Disrupters to Mortgage Servicing

DALLAS–You’ve seen it with Uber, Amazon and other companies bringing new models to traditional businesses. And disruption is already rampant in the mortgage servicing industry.

Craig Martin, Senior Director and Mortgage Practice Lead with J.D.Power, Costa Mesa, Calif., said servicers should see disruption as an opportunity, not as…well, disruption.

“Most of us see disruptors as bright shiny objects,” Martin said here at the MBA National Mortgage Servicing Conference & Expo. “We think there’s a different way of looking at them.”

Servicers, like most businesses, believe control is the key to fighting disruption. But Martin said customers are increasingly driving processes–and they don’t necessarily want to do things the way businesses want them to.

“Your business outcomes are going to be a function of your relationship with your customers,” Martin said. “And you have to be prepared for it.”

Amazon, for example, builds its business starting with customer needs that don’t change, Martin said. “Then it uses technology to meet those needs in better ways,” he said.

Mitigating disruption rests on five key factors, Martin said: Convenience; Recognition; Advice; Trust; and Value.

Convenience is a key factor to easing disruption, Martin said–something that isn’t prevalent in the mortgage servicing industry.
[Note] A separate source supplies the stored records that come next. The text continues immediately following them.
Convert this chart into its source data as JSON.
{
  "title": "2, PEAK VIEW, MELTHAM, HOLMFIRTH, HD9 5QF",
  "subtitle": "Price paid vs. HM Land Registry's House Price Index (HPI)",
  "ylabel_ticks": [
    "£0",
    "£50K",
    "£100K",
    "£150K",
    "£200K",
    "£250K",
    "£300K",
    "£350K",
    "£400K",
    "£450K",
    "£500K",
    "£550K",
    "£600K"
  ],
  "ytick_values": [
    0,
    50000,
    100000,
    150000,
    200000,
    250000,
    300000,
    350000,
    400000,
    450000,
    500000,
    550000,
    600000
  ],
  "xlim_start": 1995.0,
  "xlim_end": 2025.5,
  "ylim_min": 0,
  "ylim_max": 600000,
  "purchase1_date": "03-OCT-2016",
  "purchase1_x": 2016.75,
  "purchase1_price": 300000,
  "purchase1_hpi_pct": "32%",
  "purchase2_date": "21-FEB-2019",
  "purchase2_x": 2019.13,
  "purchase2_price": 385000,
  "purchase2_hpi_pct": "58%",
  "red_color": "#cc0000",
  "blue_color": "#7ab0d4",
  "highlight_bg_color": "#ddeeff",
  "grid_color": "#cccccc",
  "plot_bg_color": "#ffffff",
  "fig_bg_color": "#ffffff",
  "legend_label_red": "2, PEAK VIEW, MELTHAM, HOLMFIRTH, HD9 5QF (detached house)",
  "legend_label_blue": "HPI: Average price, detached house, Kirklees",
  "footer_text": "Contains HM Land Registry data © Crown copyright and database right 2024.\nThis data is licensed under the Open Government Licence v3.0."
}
For example, a generation ago, Commerce Bank branded itself as “America’s Most Convenient Bank,” Martin noted. It’s disruptor? It stayed open late on weekdays and opened on weekends. “That’s not ‘disruption’ today,” he said. “I haven’t been inside a bank branch in three years and I suspect a lot of you haven’t either.”

Mortgage servicing is not very cutting-edge right now, Martin noted. “The only time a mortgage servicer values communication with their customers is when something goes wrong,” he said. “We’re getting to a point where mortgage servicing is becoming misaligned with what its customers want. Expectations are rising not because of other servicers, but because of what Amazon and other disrupters are doing. They are changing the dynamic of what they expect from you.”

The key to effective communication with customers, Martin said, is old-school. “Respond,” he said. “Listen to their problem. Walk them through the issue. Make sure they are satisfied with the experience.”

John Courtney, CEO of NextJob, Klamath Falls, Ore., said the biggest disruptor among mortgage servicing customers is job loss. The Great Recession, he said, created a huge disruption, as it became increasingly difficult to find jobs, driving down the labor participation rate and driving up the number of people with long-term unemployment benefits. Even after recovery, the average duration of unemployment between four and six months–the difference, Courtney said, in a mortgage loan falling into delinquency and foreclosure.

Courtney specializes in career re-employment. This can be done, he said, through weekly job coaching, web workshops and online training–services that NextJob provides.

Working with Fifth Third Bank in 2012, NextJob identified a list of Fifth Third borrowers who were 60 or more days late on their mortgage loans. It offered a job training program to these borrowers. The result: more than 40 percent of borrowers got new jobs within 60 days, enabling Fifth Third to engage in loan modification programs to prevent foreclosures. The program has since expanded to other entities, including Freddie Mac.

“We don’t have all the answers, but we’re pretty sure you do,” Courtney said. “Our goal is that when the next recession occurs, we’ll be lined up with every bank, so that we can minimize disruption.”